Desde la perspectiva ambiental, un vehículo contiene múltiples sustancias de riesgo: combustibles y residuos de hidrocarburos, aceites de motor, anticongelante (a base de etilenglicol o propilenglicol), líquido de frenos (glicol o siliconas según el tipo), además de la batería (ácido sulfúrico y metales pesados en vehículos con baterías de plomo) y aditivos plásticos y compuestos electrónicos. Estos materiales pueden sufrir degradación y lixiviación, con potencial para contaminar el suelo y, en casos de permeabilidad y profundidad adecuadas, el agua subterránea.
La gravedad del riesgo depende de factores geotécnicos: profundidad del enterramiento, nivel freático, permeabilidad del suelo, presencia de trayectorias preferentes (grietas, zanjas) y condiciones climáticas. En suelos permeables o donde la capa freática es superficial, los tiempos de migración de contaminantes hacia acuíferos pueden ser cortos, lo que eleva el riesgo de exposición humana y ecológica.
Desde el punto de vista normativo y de uso del suelo, la mayoría de cementerios y autoridades locales prohíben enterrar objetos de gran volumen que contengan sustancias peligrosas o que puedan generar hundimientos. El enterramiento de un automóvil funcional puede incumplir regulaciones sobre disposición de residuos peligrosos, requisitos de impermeabilización, y limitaciones estructurales del terreno en áreas de descanso final.

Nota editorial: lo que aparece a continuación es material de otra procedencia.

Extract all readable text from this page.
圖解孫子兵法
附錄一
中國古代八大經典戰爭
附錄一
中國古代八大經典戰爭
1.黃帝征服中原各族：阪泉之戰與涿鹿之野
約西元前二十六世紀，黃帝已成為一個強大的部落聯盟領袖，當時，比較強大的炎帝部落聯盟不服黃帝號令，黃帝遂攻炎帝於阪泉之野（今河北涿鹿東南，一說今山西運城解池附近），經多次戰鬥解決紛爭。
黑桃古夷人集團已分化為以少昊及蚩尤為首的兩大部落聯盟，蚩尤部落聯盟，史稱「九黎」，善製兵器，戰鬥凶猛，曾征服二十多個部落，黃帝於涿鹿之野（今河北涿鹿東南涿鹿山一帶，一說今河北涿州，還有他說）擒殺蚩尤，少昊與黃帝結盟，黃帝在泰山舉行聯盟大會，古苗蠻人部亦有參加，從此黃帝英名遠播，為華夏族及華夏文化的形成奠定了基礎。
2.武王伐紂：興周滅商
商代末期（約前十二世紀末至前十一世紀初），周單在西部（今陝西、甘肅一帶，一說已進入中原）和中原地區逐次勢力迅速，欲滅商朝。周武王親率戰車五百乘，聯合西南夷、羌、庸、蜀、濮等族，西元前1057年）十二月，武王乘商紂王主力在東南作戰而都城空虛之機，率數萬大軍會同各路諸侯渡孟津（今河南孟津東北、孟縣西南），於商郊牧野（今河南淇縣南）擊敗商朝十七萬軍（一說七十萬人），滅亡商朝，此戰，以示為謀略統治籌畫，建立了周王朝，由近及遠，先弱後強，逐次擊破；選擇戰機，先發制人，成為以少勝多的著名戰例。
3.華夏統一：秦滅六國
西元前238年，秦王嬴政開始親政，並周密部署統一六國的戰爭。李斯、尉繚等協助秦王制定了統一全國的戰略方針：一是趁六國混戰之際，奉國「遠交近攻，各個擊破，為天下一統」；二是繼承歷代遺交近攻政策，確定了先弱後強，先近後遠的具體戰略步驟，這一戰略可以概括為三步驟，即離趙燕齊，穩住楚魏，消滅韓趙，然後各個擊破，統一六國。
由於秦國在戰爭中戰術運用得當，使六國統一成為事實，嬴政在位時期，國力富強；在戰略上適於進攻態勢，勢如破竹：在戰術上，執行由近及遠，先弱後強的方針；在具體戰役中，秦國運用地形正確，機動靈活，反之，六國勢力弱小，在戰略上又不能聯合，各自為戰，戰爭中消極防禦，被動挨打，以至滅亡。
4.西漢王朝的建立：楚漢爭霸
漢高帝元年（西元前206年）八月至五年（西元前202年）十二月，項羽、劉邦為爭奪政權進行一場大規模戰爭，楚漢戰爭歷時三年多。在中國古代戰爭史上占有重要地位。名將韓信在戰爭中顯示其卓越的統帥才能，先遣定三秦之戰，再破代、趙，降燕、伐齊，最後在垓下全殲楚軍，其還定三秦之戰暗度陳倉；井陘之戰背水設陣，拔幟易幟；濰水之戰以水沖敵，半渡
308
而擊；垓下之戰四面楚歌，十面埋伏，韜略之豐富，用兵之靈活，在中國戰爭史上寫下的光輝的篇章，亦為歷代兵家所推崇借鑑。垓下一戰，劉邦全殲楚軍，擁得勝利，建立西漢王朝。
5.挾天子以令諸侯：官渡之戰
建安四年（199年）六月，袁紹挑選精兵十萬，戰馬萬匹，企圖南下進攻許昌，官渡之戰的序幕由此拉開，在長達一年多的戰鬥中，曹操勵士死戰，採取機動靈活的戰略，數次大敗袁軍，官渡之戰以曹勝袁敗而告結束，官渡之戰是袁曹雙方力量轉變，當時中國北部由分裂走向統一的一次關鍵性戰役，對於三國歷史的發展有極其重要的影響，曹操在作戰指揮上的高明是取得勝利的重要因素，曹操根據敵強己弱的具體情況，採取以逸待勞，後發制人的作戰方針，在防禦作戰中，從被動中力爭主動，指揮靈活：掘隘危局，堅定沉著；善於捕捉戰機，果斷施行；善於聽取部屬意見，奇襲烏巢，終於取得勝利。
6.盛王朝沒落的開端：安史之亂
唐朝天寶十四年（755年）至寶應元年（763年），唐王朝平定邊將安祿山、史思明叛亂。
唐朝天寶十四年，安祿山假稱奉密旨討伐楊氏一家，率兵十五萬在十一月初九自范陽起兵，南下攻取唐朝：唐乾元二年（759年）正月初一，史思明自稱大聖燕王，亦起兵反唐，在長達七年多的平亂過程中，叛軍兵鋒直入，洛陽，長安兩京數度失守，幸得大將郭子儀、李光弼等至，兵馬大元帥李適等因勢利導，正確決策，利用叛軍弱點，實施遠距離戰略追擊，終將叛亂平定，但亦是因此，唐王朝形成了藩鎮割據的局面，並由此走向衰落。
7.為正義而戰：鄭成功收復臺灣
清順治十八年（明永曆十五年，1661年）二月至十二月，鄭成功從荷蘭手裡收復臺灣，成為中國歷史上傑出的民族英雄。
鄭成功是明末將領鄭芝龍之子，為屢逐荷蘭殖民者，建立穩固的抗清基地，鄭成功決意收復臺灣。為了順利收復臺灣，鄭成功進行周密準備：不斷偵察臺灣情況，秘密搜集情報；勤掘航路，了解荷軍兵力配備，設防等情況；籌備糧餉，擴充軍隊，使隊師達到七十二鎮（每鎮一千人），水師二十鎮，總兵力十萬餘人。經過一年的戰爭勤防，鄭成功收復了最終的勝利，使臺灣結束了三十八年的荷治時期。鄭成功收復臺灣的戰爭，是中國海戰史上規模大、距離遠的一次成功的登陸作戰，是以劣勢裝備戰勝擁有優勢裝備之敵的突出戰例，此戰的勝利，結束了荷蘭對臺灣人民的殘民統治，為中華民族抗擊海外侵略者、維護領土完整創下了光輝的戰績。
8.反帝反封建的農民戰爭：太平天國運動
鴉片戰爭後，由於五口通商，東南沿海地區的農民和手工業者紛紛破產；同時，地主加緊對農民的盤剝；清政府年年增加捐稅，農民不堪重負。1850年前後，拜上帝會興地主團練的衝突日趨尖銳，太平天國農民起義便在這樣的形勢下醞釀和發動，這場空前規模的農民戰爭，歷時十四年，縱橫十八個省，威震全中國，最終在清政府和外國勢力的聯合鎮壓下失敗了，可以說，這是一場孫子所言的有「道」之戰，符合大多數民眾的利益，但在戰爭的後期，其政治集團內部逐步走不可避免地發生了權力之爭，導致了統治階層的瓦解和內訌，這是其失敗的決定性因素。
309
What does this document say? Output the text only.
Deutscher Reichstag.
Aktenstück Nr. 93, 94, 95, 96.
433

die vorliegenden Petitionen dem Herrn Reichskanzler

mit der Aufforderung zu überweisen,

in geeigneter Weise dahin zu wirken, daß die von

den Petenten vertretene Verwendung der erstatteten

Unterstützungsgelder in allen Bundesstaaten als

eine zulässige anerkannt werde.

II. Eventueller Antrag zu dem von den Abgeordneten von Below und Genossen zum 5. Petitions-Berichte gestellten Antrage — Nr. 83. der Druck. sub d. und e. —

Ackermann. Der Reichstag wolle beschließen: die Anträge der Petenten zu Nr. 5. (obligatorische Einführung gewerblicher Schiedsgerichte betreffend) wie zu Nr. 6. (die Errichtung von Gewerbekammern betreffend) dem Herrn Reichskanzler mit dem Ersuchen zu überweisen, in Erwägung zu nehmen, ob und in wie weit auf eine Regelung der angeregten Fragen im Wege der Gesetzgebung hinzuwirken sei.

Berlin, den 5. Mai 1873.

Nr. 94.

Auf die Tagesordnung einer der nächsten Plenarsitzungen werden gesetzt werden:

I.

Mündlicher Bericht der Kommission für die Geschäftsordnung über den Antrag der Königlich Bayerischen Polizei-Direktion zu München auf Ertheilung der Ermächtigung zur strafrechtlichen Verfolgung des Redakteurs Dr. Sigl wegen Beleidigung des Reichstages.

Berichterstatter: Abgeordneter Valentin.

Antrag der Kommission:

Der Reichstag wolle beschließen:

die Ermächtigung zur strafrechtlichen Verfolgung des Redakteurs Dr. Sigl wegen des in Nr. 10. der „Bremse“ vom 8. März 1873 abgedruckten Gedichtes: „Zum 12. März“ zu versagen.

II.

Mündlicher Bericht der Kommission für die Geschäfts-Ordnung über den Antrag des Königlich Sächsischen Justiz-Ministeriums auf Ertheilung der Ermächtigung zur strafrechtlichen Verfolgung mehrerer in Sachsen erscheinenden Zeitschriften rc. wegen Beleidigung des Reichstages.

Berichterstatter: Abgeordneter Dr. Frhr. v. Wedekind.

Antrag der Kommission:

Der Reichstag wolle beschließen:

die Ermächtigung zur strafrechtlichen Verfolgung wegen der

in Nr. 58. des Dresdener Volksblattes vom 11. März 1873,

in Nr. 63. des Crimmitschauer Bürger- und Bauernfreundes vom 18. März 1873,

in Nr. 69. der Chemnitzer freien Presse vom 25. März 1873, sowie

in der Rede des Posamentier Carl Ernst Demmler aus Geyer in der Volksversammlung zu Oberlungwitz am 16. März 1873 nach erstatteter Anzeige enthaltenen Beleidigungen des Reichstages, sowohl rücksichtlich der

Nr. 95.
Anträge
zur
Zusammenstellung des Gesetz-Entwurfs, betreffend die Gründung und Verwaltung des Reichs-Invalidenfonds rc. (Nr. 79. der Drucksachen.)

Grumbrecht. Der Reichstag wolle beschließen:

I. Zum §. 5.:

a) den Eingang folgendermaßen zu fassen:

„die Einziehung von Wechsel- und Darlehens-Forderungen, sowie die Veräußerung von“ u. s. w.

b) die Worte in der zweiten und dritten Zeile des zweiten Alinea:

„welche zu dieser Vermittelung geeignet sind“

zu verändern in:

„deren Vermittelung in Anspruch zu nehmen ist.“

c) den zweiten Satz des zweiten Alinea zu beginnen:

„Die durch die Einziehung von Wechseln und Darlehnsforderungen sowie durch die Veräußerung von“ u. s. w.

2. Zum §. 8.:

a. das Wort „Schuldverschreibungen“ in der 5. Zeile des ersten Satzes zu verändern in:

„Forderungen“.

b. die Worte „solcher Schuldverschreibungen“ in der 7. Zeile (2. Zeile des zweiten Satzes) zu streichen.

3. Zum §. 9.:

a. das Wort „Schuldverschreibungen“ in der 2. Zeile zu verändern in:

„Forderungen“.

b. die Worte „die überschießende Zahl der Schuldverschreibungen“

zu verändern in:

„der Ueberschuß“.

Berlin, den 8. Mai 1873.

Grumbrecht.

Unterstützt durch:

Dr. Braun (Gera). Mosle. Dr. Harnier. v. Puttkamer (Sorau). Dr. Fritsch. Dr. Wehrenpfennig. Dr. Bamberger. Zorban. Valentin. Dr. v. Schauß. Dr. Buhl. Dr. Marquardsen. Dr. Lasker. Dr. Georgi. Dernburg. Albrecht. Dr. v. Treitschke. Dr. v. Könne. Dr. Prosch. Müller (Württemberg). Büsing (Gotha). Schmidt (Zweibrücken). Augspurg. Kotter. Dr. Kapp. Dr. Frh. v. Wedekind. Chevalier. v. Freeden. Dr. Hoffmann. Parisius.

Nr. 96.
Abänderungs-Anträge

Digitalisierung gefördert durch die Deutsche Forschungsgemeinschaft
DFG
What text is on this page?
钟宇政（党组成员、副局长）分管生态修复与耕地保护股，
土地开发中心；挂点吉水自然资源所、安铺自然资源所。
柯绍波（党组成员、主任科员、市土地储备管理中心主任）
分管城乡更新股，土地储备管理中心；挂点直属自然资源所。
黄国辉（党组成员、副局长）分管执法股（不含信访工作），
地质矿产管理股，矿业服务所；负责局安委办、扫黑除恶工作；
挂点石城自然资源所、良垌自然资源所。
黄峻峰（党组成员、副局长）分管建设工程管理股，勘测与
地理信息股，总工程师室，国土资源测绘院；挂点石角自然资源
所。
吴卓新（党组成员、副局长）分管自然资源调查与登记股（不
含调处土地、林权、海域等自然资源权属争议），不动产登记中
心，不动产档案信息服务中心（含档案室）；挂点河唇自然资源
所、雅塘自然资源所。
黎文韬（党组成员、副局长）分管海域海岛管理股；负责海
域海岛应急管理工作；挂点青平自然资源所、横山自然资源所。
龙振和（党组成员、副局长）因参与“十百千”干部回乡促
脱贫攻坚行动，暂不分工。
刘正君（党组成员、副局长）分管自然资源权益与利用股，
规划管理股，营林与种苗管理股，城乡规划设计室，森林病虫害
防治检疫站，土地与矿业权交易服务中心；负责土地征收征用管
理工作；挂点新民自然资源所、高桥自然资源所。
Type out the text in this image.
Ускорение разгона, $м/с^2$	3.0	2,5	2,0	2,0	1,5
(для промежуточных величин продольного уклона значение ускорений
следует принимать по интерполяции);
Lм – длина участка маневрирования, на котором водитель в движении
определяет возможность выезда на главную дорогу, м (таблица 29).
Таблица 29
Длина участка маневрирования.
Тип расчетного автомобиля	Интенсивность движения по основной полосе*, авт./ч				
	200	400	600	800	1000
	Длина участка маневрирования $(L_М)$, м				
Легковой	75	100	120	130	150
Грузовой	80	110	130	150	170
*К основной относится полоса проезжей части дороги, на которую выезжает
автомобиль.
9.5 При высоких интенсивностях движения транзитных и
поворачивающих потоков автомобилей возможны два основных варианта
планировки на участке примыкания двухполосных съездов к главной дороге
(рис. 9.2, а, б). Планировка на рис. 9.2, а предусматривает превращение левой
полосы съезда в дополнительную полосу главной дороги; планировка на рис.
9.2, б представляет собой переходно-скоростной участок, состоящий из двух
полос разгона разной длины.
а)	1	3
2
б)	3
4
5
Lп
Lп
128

En términos de gestión y mitigación, prácticas aceptadas para evitar riesgo incluyen el vaciado y descontaminación de todos los fluidos, eliminación de la batería y de componentes electrónicos, y el uso de contenedores sellados o recintos impermeables si el enterramiento del automóvil fuese autorizado por razones culturales o funerarias. La alternativa más segura desde el punto de vista técnico es la disposición controlada en instalaciones autorizadas para residuos peligrosos y el uso de bienes simbólicos en lugar de objetos contaminantes.
El acto también tiene implicaciones sociales y administrativas: la utilización de matrículas de alto valor muestra una intención simbólica y económica que puede motivar inspecciones por parte de autoridades municipales; además, la necesidad de recursos adicionales para supervisión, remediación potencial o sanciones impone costos públicos y privados.
En resumen, más allá de la anécdota cultural y económica, enterrar un automóvil funcional presenta riesgos ambientales y de uso del suelo que requieren evaluación geotécnica y cumplimiento normativo. Las medidas técnicas apropiadas para minimizar impactos incluyen la remoción de fluidos y baterías, certificación de descontaminación y, cuando proceda, el uso de barreras impermeables o la prohibición de la práctica en favor de alternativas seguras.